Go for XPS 15. Alienware 11 does not have a dvd drive so you'll have to buy one. Gfx is same on both. You'll be able to plat Crysis 2 on mid settings and maybe witcher on low settings.

If you plan to look outside dell try HP 6017tx or 6121tx. Comes with GDDR5 Gfx. It is a much faster card than GT540m in Alienware or XPS15. Price 53k


----------



## aroraanant (Jun 19, 2011)

you can also have a look at macbook pro


----------



## comp@ddict (Jun 19, 2011)

XPS 15, although the GT525M is hardly anything in gaming, it's still "okay" to play. GT540M is an overclocked GT525M, the next step is the GT555M




> Go for XPS 15. Alienware 11 does not have a dvd drive so you'll have to buy one. Gfx is same on both. You'll be able to plat Crysis 2 on mid settings and maybe witcher on low settings.
> 
> If you plan to look outside dell try HP 6017tx or 6121tx. Comes with GDDR5 Gfx. It is a much faster card than GT540m in Alienware or XPS15. Price 53k



What price did you get the lappy? And how's the gaming experience on the HD6770M?


----------



## marvelousprashant (Jun 19, 2011)

What price did you get the lappy? And how's the gaming experience on the HD6770M?[/QUOTE]

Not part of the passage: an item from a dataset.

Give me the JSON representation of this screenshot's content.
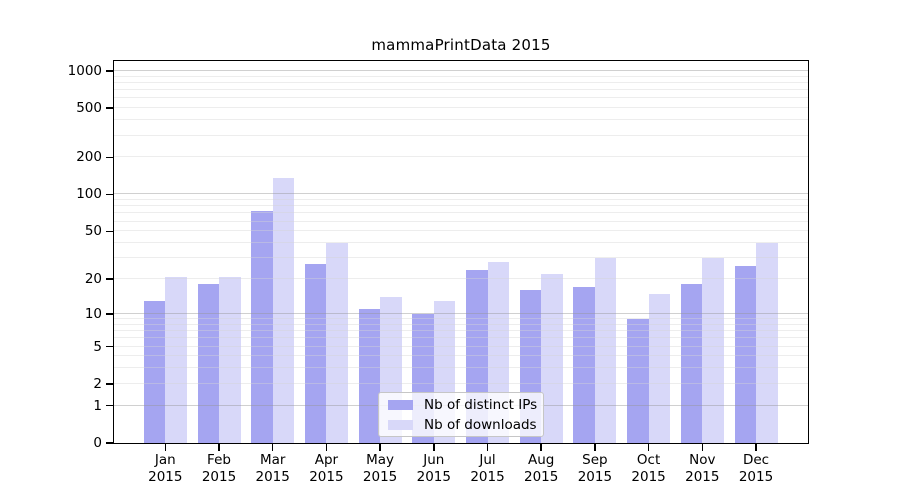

Crysis 2 max settings 25fps
Witcher2 can run on mid settings
Black Ops 50-60fps
Got this for 53k


----------



## comp@ddict (Jun 19, 2011)

Here's the amazing laptop!

HP Pavilion dv6-6017tx Entertainment Notebook PC (LQ460PA) specifications - HP Home & Home Office products

52k now, can't believe we all missed this.

@ OP, go for this laptop!


----------



## b_chax06 (Jun 20, 2011)

thanx guys...i think m gona opt for the xps 15.....it looks great on the outside and the inside quite good too


----------



## comp@ddict (Jun 20, 2011)

^^ sure? I mean you'll be forgoing the HD6770M so think about it once.


----------



## marvelousprashant (Jun 20, 2011)

If you are keen in XPS buy the new XPSz. it is slimmer and have nice looks


----------



## ps230793 (Jun 27, 2011)

If gaming is all you want alienware is good enough for you. But if you want portability with it go for xps. 15z is also good. Also have a look at macbook pro 15inch 2011 edition. Alienware is huge and power hungry but very fast. Also it has only 2hrs of battery life when gaming at max. Good luck. Also dont forget to opt for accidental cover policy for dell. Mac dont have it which is a shame.....


----------



## b_chax06 (Jul 4, 2011)

is there any troubleshoot issue with xps 15 n xps 15z???


----------



## xtremevicky (Jul 4, 2011)

Get Dell XPS 15. Overall a better Laptop !


----------